Pero la preocupación más fuerte entre los organismos internacionales y especialistas en economía es lento avance en el mercado interno que muestra México; el crecimiento de su deuda y el temor por la baja de los precios del petróleo, pues es la mayor fuente de ingresos para el país y es el principal componente del gasto gubernamental.

La entrada de Irán al mercado para vender petróleo nuevamente, la mayor producción de Estados Unidos y, en consecuencia, una menor demanda del crudo mexicano, han propiciado que los precios comiencen a descender con rapidez. Algunos datos revelan que los precios de la mezcla mexicana promedian 90 dólares, por barril, frente a un estimado en el presupuesto de 85 dólares, dejando un margen de apenas cinco dólares. De caer un poco más, el gobierno estaría en el límite.

Aunque se sabe que la Secretaría de Hacienda ya negoció coberturas para proteger el Presupuesto de Egresos, hay temor de que las transferencia, aportaciones y participaciones que hace la federación a estados y municipios por excedentes petroleros, pongan en peligro la inversión en infraestructura y otros gastos significativos para impulsar a la economía. Y hay otras consideraciones: un freno adicional es la nueva política fiscal, considerando que los mayores y nuevos impuestos, a partir de 2014, han propiciado que el consumo interno se muestre débil, que la inflación se haya elevado y que el sector privado no cree los empleos necesarios.

En otras palabras, la industria y el comercio locales no impulsarían un repunte de la economía. El consumo privado, valga la repetición, no repunta e incluso estaría limitado por el menor ingreso y el desempleo, con una tasa de desocupación cercana a 5 por ciento. Según especialistas en economía y finanzas, en el gasto de gobierno recaería todo el impulso de este año, una vez corregido el subejercicio que se observó en 2013 y que, en esencia, fue en mucho responsable del mínimo crecimiento de la economía en 2013, el cual se estima en apenas 1.2 por ciento.

Peña y Videgaray no tienen para dónde hacerse. La industria es otro sector que no recupera el camino y, afectada por el sector de la construcción con casi un año a la baja, seguirá deprimido. Para los expertos, los precios reflejan un claro síntoma de desequilibrio en la política monetaria. La inflación reporta un tasa anual de 5 por ciento, nivel muy por arriba del 3 por ciento establecido por el banco central mexicano como meta.

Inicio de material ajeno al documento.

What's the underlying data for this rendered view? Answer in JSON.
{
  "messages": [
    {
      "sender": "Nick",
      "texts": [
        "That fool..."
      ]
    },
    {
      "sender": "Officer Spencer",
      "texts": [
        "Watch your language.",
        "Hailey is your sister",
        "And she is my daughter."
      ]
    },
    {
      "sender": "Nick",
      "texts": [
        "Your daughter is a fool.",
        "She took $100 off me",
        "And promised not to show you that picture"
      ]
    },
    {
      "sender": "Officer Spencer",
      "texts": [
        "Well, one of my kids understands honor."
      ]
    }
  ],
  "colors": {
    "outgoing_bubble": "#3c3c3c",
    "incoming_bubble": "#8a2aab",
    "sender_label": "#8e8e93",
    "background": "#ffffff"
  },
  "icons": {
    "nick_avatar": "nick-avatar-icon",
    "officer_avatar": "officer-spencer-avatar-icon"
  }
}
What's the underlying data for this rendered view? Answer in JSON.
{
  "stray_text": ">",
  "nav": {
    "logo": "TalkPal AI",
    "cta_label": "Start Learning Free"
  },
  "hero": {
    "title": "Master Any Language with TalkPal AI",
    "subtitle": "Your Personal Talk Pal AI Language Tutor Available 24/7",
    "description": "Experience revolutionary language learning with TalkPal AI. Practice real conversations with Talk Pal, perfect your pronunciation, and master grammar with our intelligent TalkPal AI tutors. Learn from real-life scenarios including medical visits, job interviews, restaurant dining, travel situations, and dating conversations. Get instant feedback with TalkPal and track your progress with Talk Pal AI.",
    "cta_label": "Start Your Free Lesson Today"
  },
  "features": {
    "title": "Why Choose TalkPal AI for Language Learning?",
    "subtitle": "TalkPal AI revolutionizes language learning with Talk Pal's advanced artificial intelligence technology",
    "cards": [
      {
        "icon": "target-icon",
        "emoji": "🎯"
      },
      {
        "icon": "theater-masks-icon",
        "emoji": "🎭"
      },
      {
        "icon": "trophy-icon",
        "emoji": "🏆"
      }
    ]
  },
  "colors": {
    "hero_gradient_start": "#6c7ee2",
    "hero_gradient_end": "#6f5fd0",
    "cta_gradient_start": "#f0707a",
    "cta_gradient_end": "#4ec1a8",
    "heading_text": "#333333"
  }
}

Y también existe preocupación por el incremento de la deuda, el gobierno está financiando su déficit con débito. Informes y documentos de Hacienda revelan que la deuda ascendió a 6.5 billones de pesos, lo que significa que la deuda pública representa 38.5 por ciento del Producto Interno Bruto, porcentaje muy por arriba del que recomiendan el Fondo Monetario Internacional (FMI) y el Banco Mundial (BM), de 27 por ciento. El nivel de deuda en el primer año de la presente administración se ubicó en 606 mil 174.6 millones de pesos, lo que representa una elevación nominal de 10.2 por ciento sobre el monto en el que dejó Felipe Calderón Hinojosa.

Previendo todos los escenarios y pese a las reformas estructurales adoptadas en México —fiscal, financiera, laboral, educativa, política y energética—, el Fondo Monetario Internacional estima que la economía mexicana apenas crecerá 3 por ciento en 2014, en tanto que los especialistas consultados cada mes por el Banco de México esperan que sea sólo de 3.5 por ciento.